Key UN agency gets only ‘small budget’ for Afghanistan this year

HOA
By HOA
3 Min Read
FILE — Sacks of flour from a World Food Program convoy are unloaded in Afghanistan on Oct. 27, 2021. The Biden administration on Wednesday, Dec. 22, 2021, took steps to ease the pressure that sanctions on the Taliban are having on Afghanistan as the combination of the pandemic, a severe drought, the loss of foreign aid and frozen currency reserves have left the country’s fragile economy on the brink of collapse. (Victor J. Blue/The New York Times)

The United Nations Office for the Coordination of Humanitarian Affairs (OCHA) expresses concern that the international community has provided only a small budget for the continuation of aid programs in Afghanistan for the current year, and the lack of funds has threatened to suspend the continuation of most programs.

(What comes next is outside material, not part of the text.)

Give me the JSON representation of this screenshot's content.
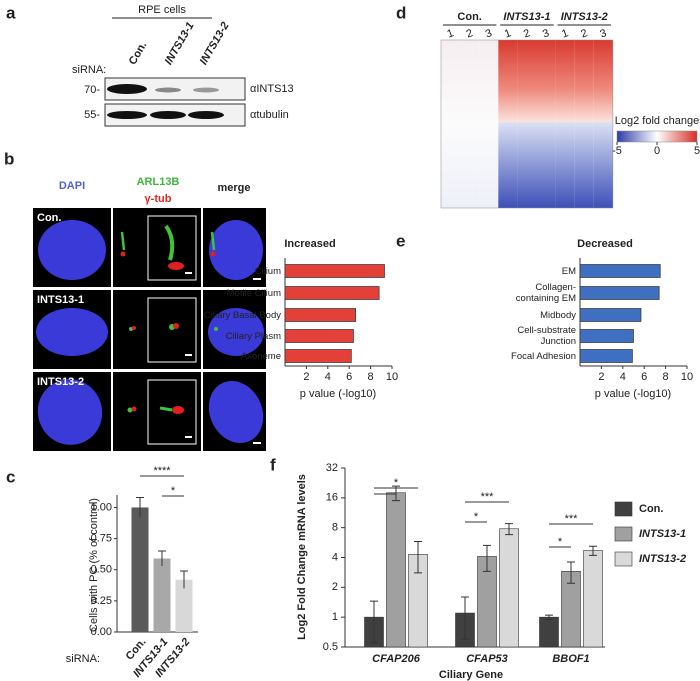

OCHA published a report on Sunday and said that more than $3 billion was requested for the continuation of humanitarian programs in Afghanistan in 2024, but only a small part of it has been provided so far.

This United Nations agency said: “In 2023, humanitarian partners in Afghanistan provided assistance in some way to at least 32.1 million people. But in 2024, only $87 million of the $3.06 billion budget was received for the plan to meet humanitarian needs, which has put the continuation of many programs at risk.”

The United Nations Office for the Coordination of Humanitarian Affairs said that last year due to budget cuts, the organization was forced to stop providing food aid to 18 million Afghans.

OCHA said in the report that from January to December 2023, humanitarian aid donors provided food and alternative livelihoods to 26.3 million Afghans and health services to 16.5 million people.

The United Nations has announced that a total of 32.1 million people received aid in 2023, with 27.6 million directly benefiting. The organization has spent $1.47 billion in 2023 for its programs, including $850 million from the 2022 budget.

Prolonged settlement, widespread presence of explosives, continued restrictions on women’s rights and freedoms, increased gender-based violence, child labor, early marriages, climate change, especially earthquakes and droughts, the return of millions of migrants from Pakistan and internally displaced persons, Ocha said. Afghanistan remains primarily a security crisis, the agency said.

According to the United Nations humanitarian aid plan in 2024, more than half of Afghanistan’s population will need humanitarian aid in some way.

The United Nations has emphasized that among all the needy, 17.3 million of the most vulnerable people, including those with disabilities, are covered by the aid mission.